Un Festival a Martina Franca

Il Maestro Alberto Zedda assieme al Presidente Franco Punzi e ai Maestri Triola e Luisi al Festival della Valle d’Itria nel 2014, in occasione del conferimento del Premio Celletti

Quando Paolo Grassi mi incaricò di vegliare sugli sviluppi di un festival belcantistico di cui aveva propiziato la nascita a Martina Franca, sua città natale, dovetti constatare, in qualità di concertatore e direttore d’orchestra, quanto fosse improbo per i vocalisti conseguire obiettivi estranei alla cultura melodrammatica imperante. Dopo l’esperienza di un primo anno abbandonai il campo, giacché non in grado di garantire quella congruità che Grassi aveva chiesto di certificare.

Tornai a Martina Franca qualche anno dopo, come Direttore musicale del Festival della Valle d’Itria al fianco di Celletti, Direttore artistico. In comunione d’intenti creammo il primo festival italiano dedicato al belcanto, dove venivano attuati in percentuale apprezzabile i postulati del canto ornato, sorto nelle splendide stagioni rinascimentale e barocca e teorizzato in superbi trattati e in illuminanti prefazioni ai testi musicali che la finezza letteraria di Celletti e l’esercizio operativo del suo Direttore musicale traducevano e interpretavano, anche discostandosi dalla prassi seguita dagli assertori di scelte storicistiche dogmaticamente conclamate.

Il festival di Martina Franca catalizzò l’interesse di quanti andavano discoprendo la ricchezza del patrimonio belcantistico e divenne un centro d’attrazione e di studio per tanti giovani talenti che trovavano in quel repertorio l’occasione per esprimere la propria personalità d’artista.

L’attrattiva di quegli spettacoli non sorgeva soltanto dalla restituzione irreprensibile del coefficiente vocale; altri aspetti dell’etica belcantistica vi trovavano adeguata attenzione: il rispetto filologico del testo e delle strutture, e dunque la loro intangibilità; l’adozione nella prassi esecutiva di pertinenti variazioni e cadenze, affidate al ponderato arbitrio dell’interprete; il ricorso a pagine alternative o sostitutive venute a far parte di una tradizione autenticata dal documentato consenso del compositore; il rispetto di un universo sonoro alieno dagli eccessi del tardo Romanticismo e del Verismo, quindi del grido viscerale e della sottolineatura superflua.

Nacquero interpreti in grado di corrispondere con proprietà alle domande del repertorio belcantistico, taluni assurti alla qualifica divistica che da sempre compete ai grandi cantanti del genere, quali Mariella Devia, Anna Caterina Antonacci, Daniela Dessì, Lucia Aliberti, Martine Dupuy, Sara Mingardo, Ruggero Raimondi, Simone Alaimo, Pietro Spagnoli, e un largo etc.

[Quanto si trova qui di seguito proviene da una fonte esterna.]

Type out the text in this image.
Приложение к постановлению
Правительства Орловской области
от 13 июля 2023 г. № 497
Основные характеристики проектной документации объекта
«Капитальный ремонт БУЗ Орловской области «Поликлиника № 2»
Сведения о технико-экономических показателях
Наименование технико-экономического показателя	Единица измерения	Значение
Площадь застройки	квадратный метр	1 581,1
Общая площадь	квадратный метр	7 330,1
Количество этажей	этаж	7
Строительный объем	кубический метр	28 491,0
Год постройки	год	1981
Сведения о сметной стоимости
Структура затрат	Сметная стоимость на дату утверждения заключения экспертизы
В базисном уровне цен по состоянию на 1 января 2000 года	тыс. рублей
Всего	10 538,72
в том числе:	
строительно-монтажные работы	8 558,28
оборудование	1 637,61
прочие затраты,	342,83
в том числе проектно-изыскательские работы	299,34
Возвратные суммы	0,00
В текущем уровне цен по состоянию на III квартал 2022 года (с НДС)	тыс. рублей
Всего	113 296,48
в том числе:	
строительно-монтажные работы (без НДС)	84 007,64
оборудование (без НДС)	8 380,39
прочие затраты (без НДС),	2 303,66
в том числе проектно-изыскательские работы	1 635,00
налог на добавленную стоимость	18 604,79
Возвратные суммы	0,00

La concertazione musicale teneva conto della rilettura belcantistica, e opere quali I Capuleti e i Montecchi, I Puritani di Bellini, il Fra Diavolo di Auber, L’incoronazione di Poppea di Monteverdi suonarono inusuali per il recupero di pagine da sempre tagliate, per la presenza dell’ornamentazione vocale ignorata dalla tradizione tardo-ottocentesca e per il taglio virtuosistico impresso all’intero spettacolo.

In quegli stessi anni trascorrevo un mese estivo nella città di Pesaro, lavorando l’intera giornata alla Fondazione Rossini con Philip Gossett e Bruno Cagli, componenti insieme a me il Comitato Editoriale che stava avviando l’immane progetto di pubblicazione in edizione critica di tutte le opere di Gioachino Rossini (i due primi titoli della collana furono La gazza ladra, a cura di Alberto Zedda, nel 1979 e Tancredi, a cura di Philip Gossett, nel 1984).

L’approfondimento ermeneutico iniziato a Milano con l’avventura dei Cadetti della Scala e proseguito a Martina Franca, dove di Rossini avevo diretto la prima esecuzione moderna dell’Adelaide di Borgogna e la prima integrale della Semiramide, ha molto giovato, nella fase di decrittazione dei manoscritti originali propedeutica alla stesura di irreprensibili partiture d’orchestra e dei relativi apparati critici, a ritrovare lo spirito delle origini.

La riflessione congiunta del musicista militante e del musicologo ha consentito di ridisegnare una prassi esecutiva fededegna, capace di discernere i dati fondanti di una tradizione storicista da conservare e insieme di aprirsi agli apporti migliorativi introdotti dalla successiva esperienza esecutiva.